Читаем Моцарт полностью

Этим преемником, к большому несчастью семьи Моцартов и всего города, оказался Иероним Коллоредо. Гуркский епископ, получивший титул князя-архиепископа, не любил зальцбуржцев и не был любим ими. Он, как и многие, тоже интересовался музыкой, но предпочитал итальянский стиль за его легкость и большое изящество. В области административной его обвиняли в намерении провести реформы, беспокоившие подданных, находивших, что дела и без того шли хорошо и лучше ничего не менять. Кроме того, он слыл неприступным, высокомерным, спесивым человеком, кичившимся своими титулом и рангом, суровым по отношению к подчиненным, решительным в установлении жесткой дисциплины в городе, в котором всегда ценились добродушие, непринужденность, откровенность, доброжелательность и терпимость. Горожане боялись прихода жесткого реформатора, который, вероятно, и в области музыки станет навязывать свои предпочтения. «В культурном плане, — пишет Паумгартнер, — правление его предшественника олицетворяло собою последнее прибежище старого режима. С точки зрения отношения к музыке его власть была ограничена присутствием таких людей, как Эберлин, Адльгассер, Леопольд Моцарт. В некоторых отношениях это искусство восходило к временам былой Музыкальной коллегии. Муза барокко отдавала провинциализмом… В противоположность этому новый архиепископ слыл современным деятелем, читай: революционером. Убежденный приверженец реформы, работящий, экономный, ярый враг расточительства и тунеядства он ни на минуту не поколеблется провести в жизнь свои в общем достойные уважения замыслы, даже если ему придется для этого действовать со всей строгостью».

Несмотря на то, что Вольфганг заболел, вероятно, от усталости в итальянской поездке, он лихорадочно работал в течение нескольких месяцев, которые провел в Зальцбурге. За десять месяцев он сочинил восемь симфоний, множество кассаций, дивертисменты для духовых и струнных инструментов, серенады, духовную музыку, в том числе торжественную мессу с четырьмя трубами — хотя ненавидел этот инструмент! — сонаты для фортепьяно, песни, которые уже предвещают пышный расцвет романтической песни в начале следующего столетия, и театральную серенаду, которая была исполнена при интронизации князя-архиепископа, Il sogno di Scipione (KV 126). Либретто написал Метастазио вскоре после получения титула poeta cesareo, ко дню рождения императрицы Елизаветы. Сюжет этой вещи был взят из одного аллегорического произведения Цицерона, представлявшего юного Сципиона уснувшим во дворце Массиниссы. Во сне перед ним появляются две прекрасные строгие женщины и требуют, чтобы он сделал выбор между ними. Одна из них Наслаждение, другая Добродетель[13]. Поскольку он колеблется, так как этот выбор должен связать его на всю жизнь, его предки Сципион Африканский и Эмилий Павл советуют ему следовать за Добродетелью, что принесет ему вечную славу.

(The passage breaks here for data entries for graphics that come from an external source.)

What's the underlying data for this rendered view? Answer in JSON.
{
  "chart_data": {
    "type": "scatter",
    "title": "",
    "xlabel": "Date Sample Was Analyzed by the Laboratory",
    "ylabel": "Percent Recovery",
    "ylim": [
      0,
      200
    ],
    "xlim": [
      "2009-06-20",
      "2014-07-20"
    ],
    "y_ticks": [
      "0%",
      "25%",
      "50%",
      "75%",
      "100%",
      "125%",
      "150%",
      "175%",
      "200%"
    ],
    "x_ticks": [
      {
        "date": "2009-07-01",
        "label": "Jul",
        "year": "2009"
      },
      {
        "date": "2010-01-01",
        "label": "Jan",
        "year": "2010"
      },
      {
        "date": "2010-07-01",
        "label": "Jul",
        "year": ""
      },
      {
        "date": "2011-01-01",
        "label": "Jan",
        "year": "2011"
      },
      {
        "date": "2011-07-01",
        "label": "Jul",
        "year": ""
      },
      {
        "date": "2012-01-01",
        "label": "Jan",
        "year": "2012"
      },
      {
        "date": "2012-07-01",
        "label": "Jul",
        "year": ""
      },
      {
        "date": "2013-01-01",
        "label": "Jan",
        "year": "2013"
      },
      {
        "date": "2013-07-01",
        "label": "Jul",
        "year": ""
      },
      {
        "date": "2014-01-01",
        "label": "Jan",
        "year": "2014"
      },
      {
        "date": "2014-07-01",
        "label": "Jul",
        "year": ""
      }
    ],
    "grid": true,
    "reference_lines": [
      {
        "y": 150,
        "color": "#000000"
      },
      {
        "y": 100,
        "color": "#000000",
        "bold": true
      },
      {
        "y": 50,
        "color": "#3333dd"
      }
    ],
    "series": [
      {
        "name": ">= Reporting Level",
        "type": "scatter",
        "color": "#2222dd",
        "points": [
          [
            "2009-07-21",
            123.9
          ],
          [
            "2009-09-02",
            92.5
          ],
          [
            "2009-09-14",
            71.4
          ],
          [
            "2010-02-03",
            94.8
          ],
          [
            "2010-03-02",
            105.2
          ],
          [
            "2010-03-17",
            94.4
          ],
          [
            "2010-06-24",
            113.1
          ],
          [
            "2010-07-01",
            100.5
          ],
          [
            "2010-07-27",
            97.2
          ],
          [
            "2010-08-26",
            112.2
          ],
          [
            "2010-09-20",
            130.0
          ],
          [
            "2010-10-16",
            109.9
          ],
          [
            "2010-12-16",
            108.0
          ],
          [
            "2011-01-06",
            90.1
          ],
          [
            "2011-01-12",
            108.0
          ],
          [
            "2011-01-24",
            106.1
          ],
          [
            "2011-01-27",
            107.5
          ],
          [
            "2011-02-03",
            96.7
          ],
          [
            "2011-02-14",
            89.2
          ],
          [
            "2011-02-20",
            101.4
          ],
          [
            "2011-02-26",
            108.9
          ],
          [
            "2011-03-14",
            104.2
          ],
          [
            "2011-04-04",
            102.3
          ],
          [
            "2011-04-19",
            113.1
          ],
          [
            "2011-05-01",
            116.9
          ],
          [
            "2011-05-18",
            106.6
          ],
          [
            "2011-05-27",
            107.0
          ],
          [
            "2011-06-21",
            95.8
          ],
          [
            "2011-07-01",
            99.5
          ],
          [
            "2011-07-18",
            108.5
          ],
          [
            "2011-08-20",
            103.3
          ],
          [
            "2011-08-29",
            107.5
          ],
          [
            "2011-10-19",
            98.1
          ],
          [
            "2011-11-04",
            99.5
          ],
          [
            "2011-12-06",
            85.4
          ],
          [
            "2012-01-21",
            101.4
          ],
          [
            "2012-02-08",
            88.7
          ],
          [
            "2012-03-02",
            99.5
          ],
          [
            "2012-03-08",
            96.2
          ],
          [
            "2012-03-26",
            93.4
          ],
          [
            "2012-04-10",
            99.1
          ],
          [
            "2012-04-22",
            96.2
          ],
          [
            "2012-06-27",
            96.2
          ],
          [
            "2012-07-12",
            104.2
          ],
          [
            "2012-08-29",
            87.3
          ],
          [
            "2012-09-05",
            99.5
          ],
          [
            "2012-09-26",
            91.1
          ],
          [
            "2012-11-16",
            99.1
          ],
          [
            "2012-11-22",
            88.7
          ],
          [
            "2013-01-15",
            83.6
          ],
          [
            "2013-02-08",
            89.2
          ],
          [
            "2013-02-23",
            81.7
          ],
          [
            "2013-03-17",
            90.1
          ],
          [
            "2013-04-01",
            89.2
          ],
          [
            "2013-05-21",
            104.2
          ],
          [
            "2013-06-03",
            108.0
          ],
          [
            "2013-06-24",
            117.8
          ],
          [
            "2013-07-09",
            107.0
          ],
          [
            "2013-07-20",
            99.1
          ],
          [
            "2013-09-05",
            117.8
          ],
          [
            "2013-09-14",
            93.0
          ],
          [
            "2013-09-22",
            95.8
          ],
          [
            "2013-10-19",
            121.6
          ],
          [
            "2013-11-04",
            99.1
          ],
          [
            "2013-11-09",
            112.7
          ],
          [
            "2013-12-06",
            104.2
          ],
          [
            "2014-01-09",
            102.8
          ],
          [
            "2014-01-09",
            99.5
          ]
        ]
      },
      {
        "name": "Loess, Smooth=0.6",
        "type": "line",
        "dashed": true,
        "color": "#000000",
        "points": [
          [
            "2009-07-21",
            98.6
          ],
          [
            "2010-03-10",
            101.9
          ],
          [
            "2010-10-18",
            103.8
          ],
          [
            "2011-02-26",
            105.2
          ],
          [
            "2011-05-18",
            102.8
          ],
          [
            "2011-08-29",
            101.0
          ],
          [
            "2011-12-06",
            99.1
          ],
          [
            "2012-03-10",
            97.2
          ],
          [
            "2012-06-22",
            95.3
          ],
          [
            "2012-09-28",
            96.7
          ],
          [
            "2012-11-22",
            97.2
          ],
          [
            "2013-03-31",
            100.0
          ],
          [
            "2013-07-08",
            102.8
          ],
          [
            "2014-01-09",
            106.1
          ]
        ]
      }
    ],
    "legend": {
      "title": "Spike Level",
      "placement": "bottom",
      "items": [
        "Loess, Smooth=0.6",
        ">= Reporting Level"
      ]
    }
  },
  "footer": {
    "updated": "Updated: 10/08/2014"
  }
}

В этой истории не было решительно ничего такого, что могло бы вызвать энтузиазм поэта, а еще меньше музыканта. Спрашивается, кто надоумил Метастазио взяться за эту холодную историю? Но в замысле Коллоредо она, вероятно, имела вполне определенное значение, думается мне, с точки зрения как политической, так и религиозной. Если любезный Шраттенбах аплодировал Притворной простушке и ее венецианским приключениям, то Коллоредо, выбравший эпизод из римской истории, показал тем самым, что он, подобно Сципиону, всегда будет поборником холодной и мрачной добродетели. Шестнадцатилетнему ребенку этот сюжет не обещал увлекательной работы: вокальная часть сулила мало интересного. Вольфганг обратил все свое старание на музыку, но не испытал при этом даже того удовольствя, какое доставило ему сочинение Аскания.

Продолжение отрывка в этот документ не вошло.